Dirinya mengatakan, kajian ini juga melihat Borobudur sebagai lebih dari sekadar tempat ibadah; banyak yang percaya bahwa candi ini juga berfungsi sebagai pusat pembelajaran pada zamannya. Dengan relief yang menggambarkan simbol flora dan fauna, kita dapat melihat jejak biodiversitas, serta hubungan antara manusia dan alam yang telah dipelajari sejak dahulu.
“Sebenarnya Borobudur adalah sebuah book stone university, kajian filsafat ilmu kehidupan terbahaskan di rangkaian panel-panel dan stupa mulai dari bawah hingga ke puncak,” ungkap Ibnu.

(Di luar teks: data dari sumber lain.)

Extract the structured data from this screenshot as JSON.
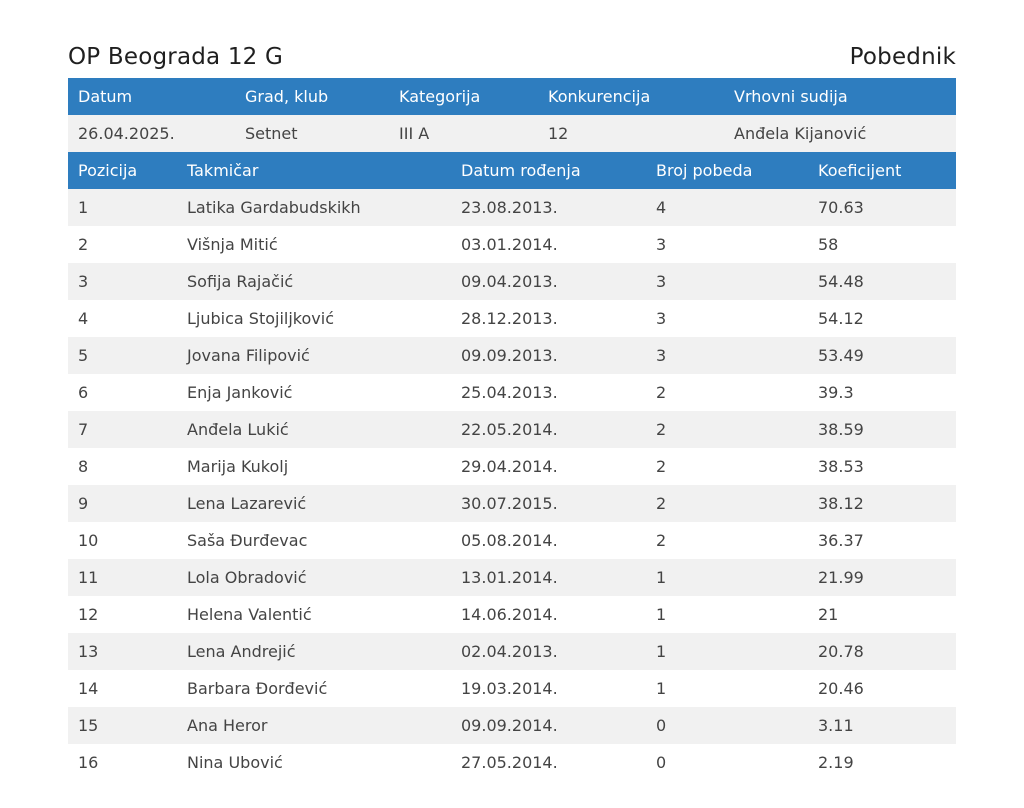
{
  "header": {
    "title": "OP Beograda 12 G",
    "result_label": "Pobednik"
  },
  "meta": {
    "columns": [
      "Datum",
      "Grad, klub",
      "Kategorija",
      "Konkurencija",
      "Vrhovni sudija"
    ],
    "values": [
      "26.04.2025.",
      "Setnet",
      "III A",
      "12",
      "Anđela Kijanović"
    ]
  },
  "results": {
    "columns": [
      "Pozicija",
      "Takmičar",
      "Datum rođenja",
      "Broj pobeda",
      "Koeficijent"
    ],
    "rows": [
      [
        "1",
        "Latika Gardabudskikh",
        "23.08.2013.",
        "4",
        "70.63"
      ],
      [
        "2",
        "Višnja Mitić",
        "03.01.2014.",
        "3",
        "58"
      ],
      [
        "3",
        "Sofija Rajačić",
        "09.04.2013.",
        "3",
        "54.48"
      ],
      [
        "4",
        "Ljubica Stojiljković",
        "28.12.2013.",
        "3",
        "54.12"
      ],
      [
        "5",
        "Jovana Filipović",
        "09.09.2013.",
        "3",
        "53.49"
      ],
      [
        "6",
        "Enja Janković",
        "25.04.2013.",
        "2",
        "39.3"
      ],
      [
        "7",
        "Anđela Lukić",
        "22.05.2014.",
        "2",
        "38.59"
      ],
      [
        "8",
        "Marija Kukolj",
        "29.04.2014.",
        "2",
        "38.53"
      ],
      [
        "9",
        "Lena Lazarević",
        "30.07.2015.",
        "2",
        "38.12"
      ],
      [
        "10",
        "Saša Đurđevac",
        "05.08.2014.",
        "2",
        "36.37"
      ],
      [
        "11",
        "Lola Obradović",
        "13.01.2014.",
        "1",
        "21.99"
      ],
      [
        "12",
        "Helena Valentić",
        "14.06.2014.",
        "1",
        "21"
      ],
      [
        "13",
        "Lena Andrejić",
        "02.04.2013.",
        "1",
        "20.78"
      ],
      [
        "14",
        "Barbara Đorđević",
        "19.03.2014.",
        "1",
        "20.46"
      ],
      [
        "15",
        "Ana Heror",
        "09.09.2014.",
        "0",
        "3.11"
      ],
      [
        "16",
        "Nina Ubović",
        "27.05.2014.",
        "0",
        "2.19"
      ]
    ]
  },
  "colors": {
    "header_bg": "#2e7dbf",
    "stripe_bg": "#f1f1f1"
  }
}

Salah satu kesulitan dalam kajian ini yaitu ketika mengambil kesimpulan dalam identifikasi flora dan fauna, ternyata pemahat sengaja membuatnya bentuk struktur morfologi flora dan fauna baru bisa teridentifikasi jika dilihat dari sudut pandang ke atas, ke bawah dan depan. Semua hasil identifikasi dan cara pandang untuk mengidentifikasinya kesemuanya memiliki makna yang berbeda-beda dan penuh arti. (Ata/P-3)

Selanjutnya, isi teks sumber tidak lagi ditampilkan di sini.